Share your dilemmas and get honest opinions from other Mumsnetters.

His comment when the bill came ....

332 replies

mrprott · 15/05/2024 13:54

I went in a date recently.
I was a little anxious before hand about the discomforts of f the bill situation but was and am adamant about splitting bills on dates bar coffees or waters etc.
I knew midway through meal that he was a test so decided to enjoy rest of meal and put it down to experience.
I suggested at the end we call for the bill. It came. He looked at it , sat back on his chair and with a swerve of his hand pointing at the bill said ..'do you want me to pay for this or what ?' In a really nonchalant voice ..
I nearly died 😂🤣🙈
I was so shocked at how he spoke to me.... this boastful, popular , millionaire( his words ? with his jaguar and photos of his palatial spread ....
The waiter caught sight of this and got awkward and left ..
I said of course we're splitting it but in my fifty years of living on this earth, I have never been asked anything like this in such a way and I was mortified.
He didn't understand this at all???
Shrugged his shoulder and that was that ..
AIBU ?

OP posts:
MonsteraMama · 15/05/2024 14:42

I don't get it. If you didn't discuss splitting the bill beforehand why is him nonchalantly asking if he's covering it mortifying?

Ok he sounds a bit of a pompous knob, but surely just a laugh and "oh that's kind but no thanks, let's split it" is all that's needed? Or am I missing something?

stayathomer · 15/05/2024 14:44

He does sound like a test😉 but to be fair when we’re looking eg at first dates I do kind of feel for men at this part because the woman is secretly waiting for him to offer so they can turn him down and say they’ll split it/ allow him to pay. There’s fury generally when he acts shocked by the amount or he asks to split. I wouldn’t love it if I were a man!!!

JenniferBooth · 15/05/2024 14:46

ComtesseDeSpair · 15/05/2024 14:08

Did you make any move to get your own purse out when the bill arrived or just sit on your hands looking expectant? If the latter than I don’t think he was unreasonable to be a bit curt - it was rude of you not to even make an attempt or suggestion that you might go halves at that point and therefore come across as assuming it would be a free meal. He probably gets the same assumption from many women and is a bit fed up of it.

Edited

Well if hes allowed to assume all women are the same then women are allowed to assume all men are the same right? And that they would all cheat at the drop of a hat

ICanFixHim · 15/05/2024 14:47

He sounds like a prick but you'd already worked that out. He was rude but your post is incredibly dramatic.
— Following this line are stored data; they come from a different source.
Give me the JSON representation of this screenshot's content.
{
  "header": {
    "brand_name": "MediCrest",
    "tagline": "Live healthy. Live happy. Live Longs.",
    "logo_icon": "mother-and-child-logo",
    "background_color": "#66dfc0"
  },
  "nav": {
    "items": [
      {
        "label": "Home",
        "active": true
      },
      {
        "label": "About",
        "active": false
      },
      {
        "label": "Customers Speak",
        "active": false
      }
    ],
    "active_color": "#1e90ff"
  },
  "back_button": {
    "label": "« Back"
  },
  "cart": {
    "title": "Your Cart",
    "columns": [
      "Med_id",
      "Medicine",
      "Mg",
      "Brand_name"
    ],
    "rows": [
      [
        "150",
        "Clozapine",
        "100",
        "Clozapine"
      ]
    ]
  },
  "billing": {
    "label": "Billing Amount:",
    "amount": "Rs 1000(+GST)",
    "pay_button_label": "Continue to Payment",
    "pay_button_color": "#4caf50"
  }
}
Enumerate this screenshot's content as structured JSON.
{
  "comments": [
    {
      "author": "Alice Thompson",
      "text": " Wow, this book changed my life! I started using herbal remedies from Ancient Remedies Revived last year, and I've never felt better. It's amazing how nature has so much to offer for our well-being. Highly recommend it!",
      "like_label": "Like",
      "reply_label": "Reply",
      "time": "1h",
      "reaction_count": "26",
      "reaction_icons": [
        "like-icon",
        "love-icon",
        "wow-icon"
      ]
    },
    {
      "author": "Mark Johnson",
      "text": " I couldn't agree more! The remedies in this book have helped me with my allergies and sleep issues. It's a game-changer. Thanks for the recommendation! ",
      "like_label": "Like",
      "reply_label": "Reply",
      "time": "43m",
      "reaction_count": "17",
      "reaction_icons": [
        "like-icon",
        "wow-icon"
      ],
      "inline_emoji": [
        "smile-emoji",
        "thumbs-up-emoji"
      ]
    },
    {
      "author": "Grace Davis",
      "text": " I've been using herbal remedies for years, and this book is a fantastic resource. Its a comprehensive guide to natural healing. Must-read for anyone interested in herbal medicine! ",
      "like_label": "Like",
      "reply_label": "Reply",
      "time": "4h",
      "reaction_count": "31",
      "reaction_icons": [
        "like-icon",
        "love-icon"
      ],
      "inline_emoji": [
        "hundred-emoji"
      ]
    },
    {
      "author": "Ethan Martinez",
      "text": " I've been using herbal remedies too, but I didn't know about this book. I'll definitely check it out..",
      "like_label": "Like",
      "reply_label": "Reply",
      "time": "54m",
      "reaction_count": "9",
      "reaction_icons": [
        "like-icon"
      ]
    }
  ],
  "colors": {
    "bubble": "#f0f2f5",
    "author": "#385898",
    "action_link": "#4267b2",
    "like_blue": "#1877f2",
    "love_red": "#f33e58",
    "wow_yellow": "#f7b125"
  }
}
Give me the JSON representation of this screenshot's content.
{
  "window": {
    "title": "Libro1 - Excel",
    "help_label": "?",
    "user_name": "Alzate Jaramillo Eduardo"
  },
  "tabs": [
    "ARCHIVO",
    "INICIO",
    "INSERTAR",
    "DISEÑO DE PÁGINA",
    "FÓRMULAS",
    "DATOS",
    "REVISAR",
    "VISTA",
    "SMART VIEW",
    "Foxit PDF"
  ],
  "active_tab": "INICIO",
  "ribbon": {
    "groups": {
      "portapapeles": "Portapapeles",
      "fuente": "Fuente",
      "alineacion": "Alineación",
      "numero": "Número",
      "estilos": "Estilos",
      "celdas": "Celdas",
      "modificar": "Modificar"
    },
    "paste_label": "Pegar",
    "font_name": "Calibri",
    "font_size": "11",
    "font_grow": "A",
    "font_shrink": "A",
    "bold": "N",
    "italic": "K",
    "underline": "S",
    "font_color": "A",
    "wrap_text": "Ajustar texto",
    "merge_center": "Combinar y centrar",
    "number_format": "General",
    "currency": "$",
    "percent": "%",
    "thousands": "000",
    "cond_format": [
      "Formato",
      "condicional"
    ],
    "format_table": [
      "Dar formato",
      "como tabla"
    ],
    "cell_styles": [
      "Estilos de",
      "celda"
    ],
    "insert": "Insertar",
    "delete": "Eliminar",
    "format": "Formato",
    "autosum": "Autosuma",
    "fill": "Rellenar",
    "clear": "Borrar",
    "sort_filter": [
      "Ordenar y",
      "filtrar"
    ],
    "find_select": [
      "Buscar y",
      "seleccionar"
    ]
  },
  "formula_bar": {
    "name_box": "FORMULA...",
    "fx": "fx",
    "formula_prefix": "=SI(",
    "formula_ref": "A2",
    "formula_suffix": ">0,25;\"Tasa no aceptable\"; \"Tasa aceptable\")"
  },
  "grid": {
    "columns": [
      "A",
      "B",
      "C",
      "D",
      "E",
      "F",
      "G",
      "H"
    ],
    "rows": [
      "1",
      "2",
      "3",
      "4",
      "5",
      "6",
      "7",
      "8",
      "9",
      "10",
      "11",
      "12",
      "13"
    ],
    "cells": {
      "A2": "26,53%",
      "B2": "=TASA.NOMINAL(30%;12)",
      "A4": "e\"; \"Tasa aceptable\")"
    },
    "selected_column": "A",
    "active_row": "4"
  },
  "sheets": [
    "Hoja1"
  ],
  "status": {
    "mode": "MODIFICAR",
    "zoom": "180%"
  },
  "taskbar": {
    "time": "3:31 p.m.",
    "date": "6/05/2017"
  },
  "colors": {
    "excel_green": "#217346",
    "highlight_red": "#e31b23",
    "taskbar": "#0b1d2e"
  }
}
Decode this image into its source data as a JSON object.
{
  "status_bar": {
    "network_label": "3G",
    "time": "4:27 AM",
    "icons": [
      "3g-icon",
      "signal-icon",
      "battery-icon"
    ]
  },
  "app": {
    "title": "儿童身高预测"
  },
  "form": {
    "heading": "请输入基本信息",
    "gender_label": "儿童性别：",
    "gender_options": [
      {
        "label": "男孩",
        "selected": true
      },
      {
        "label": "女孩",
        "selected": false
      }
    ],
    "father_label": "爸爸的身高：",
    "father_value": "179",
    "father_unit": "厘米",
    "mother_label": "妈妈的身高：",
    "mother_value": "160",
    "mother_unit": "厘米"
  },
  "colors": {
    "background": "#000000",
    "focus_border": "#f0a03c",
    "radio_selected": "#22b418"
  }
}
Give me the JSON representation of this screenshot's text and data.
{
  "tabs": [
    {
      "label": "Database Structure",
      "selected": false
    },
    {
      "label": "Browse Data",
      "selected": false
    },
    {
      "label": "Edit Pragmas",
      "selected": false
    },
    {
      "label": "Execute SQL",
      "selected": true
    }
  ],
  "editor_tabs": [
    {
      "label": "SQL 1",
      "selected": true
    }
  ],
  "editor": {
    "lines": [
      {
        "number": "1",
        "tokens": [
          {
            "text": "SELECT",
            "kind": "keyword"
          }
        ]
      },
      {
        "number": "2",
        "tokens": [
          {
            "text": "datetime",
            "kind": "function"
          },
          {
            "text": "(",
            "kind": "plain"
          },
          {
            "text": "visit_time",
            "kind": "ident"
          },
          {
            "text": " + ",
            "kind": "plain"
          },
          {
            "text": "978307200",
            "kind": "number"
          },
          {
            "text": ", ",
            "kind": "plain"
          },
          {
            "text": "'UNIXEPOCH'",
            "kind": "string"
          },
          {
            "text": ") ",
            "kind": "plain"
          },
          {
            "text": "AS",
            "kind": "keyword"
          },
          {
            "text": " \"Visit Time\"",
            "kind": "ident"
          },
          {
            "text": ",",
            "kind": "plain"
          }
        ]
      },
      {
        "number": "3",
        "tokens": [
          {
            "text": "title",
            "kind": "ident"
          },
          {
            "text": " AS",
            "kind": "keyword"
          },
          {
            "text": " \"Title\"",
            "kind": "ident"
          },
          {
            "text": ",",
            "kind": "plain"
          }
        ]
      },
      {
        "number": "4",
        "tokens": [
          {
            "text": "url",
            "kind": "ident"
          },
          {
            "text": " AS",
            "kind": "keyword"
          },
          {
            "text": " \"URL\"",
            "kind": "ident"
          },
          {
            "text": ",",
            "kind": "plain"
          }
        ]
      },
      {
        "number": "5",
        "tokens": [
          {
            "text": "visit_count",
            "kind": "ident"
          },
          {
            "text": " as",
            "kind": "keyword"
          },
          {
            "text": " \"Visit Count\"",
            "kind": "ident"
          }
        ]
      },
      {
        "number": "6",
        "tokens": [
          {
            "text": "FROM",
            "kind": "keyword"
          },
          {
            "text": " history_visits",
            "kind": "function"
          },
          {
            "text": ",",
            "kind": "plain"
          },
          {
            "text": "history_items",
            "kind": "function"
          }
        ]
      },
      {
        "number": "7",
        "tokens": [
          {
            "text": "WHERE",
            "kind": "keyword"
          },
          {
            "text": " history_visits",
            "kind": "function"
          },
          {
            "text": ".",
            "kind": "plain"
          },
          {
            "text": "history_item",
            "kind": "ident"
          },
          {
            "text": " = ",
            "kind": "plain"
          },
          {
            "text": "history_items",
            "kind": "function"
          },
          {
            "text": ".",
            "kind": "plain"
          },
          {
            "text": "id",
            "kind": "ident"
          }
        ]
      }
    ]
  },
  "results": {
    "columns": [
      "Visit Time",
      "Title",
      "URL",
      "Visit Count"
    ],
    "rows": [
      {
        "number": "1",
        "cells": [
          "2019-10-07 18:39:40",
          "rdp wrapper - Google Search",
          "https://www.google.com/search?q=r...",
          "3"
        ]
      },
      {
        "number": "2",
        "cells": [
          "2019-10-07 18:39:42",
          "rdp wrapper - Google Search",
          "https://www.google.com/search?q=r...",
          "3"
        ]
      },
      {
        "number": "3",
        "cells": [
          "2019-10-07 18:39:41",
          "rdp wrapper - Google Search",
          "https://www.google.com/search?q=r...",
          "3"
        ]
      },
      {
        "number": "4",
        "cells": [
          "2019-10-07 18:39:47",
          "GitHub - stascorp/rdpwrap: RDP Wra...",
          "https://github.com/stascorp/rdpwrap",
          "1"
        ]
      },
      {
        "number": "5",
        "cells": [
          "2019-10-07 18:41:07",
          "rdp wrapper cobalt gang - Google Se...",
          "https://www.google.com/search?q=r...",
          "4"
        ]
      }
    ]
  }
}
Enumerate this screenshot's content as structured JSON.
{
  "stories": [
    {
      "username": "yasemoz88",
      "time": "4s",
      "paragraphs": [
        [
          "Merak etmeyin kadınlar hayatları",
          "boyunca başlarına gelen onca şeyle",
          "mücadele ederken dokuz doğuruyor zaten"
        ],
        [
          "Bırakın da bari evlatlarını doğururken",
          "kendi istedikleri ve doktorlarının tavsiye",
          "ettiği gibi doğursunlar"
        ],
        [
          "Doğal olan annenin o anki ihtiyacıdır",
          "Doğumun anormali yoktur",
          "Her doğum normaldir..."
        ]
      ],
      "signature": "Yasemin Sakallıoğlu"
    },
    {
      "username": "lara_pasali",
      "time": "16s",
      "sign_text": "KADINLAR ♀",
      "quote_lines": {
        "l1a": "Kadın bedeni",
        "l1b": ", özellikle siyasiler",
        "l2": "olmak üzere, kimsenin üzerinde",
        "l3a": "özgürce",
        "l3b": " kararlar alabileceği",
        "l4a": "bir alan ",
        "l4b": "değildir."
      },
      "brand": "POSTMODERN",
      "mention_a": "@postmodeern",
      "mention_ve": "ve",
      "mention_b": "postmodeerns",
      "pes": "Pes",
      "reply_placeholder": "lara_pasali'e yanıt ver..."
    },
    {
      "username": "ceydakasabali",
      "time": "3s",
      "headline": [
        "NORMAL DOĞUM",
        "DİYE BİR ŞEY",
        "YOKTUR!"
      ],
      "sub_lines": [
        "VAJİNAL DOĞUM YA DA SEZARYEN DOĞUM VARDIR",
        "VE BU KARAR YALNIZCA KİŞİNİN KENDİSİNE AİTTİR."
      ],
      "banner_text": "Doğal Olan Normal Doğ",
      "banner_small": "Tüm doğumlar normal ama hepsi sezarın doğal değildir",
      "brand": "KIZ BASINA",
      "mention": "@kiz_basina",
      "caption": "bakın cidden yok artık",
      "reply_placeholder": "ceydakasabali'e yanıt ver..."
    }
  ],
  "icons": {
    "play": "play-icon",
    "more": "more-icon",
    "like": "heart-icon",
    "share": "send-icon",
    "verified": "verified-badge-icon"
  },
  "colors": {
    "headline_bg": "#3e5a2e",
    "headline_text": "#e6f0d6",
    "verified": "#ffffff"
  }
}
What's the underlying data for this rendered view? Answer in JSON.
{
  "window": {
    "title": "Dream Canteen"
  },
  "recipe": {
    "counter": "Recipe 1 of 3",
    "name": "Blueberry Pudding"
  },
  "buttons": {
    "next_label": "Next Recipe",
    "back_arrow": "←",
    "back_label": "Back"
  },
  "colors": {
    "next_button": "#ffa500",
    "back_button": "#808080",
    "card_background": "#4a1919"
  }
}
wavingfuriously · 15/05/2024 14:48

He was throwing it over to you because of equality, knowing some women don't like to feel indebted. Probably some previous women didn't like it when he paid for everything

ohthejoys21 · 15/05/2024 14:50

If he thought you were for him, he would never have asked the question just dealt with the bill. But he didn't and was being rude because he just didn't care.

Twat.. lucky escape for you there.

Neverdo · 15/05/2024 14:52

Does no one else think the fact that OP asked for the bill is relevant?

She'd asked for it and didn't do anyhting with it. How else was he supposed to find out what she intended?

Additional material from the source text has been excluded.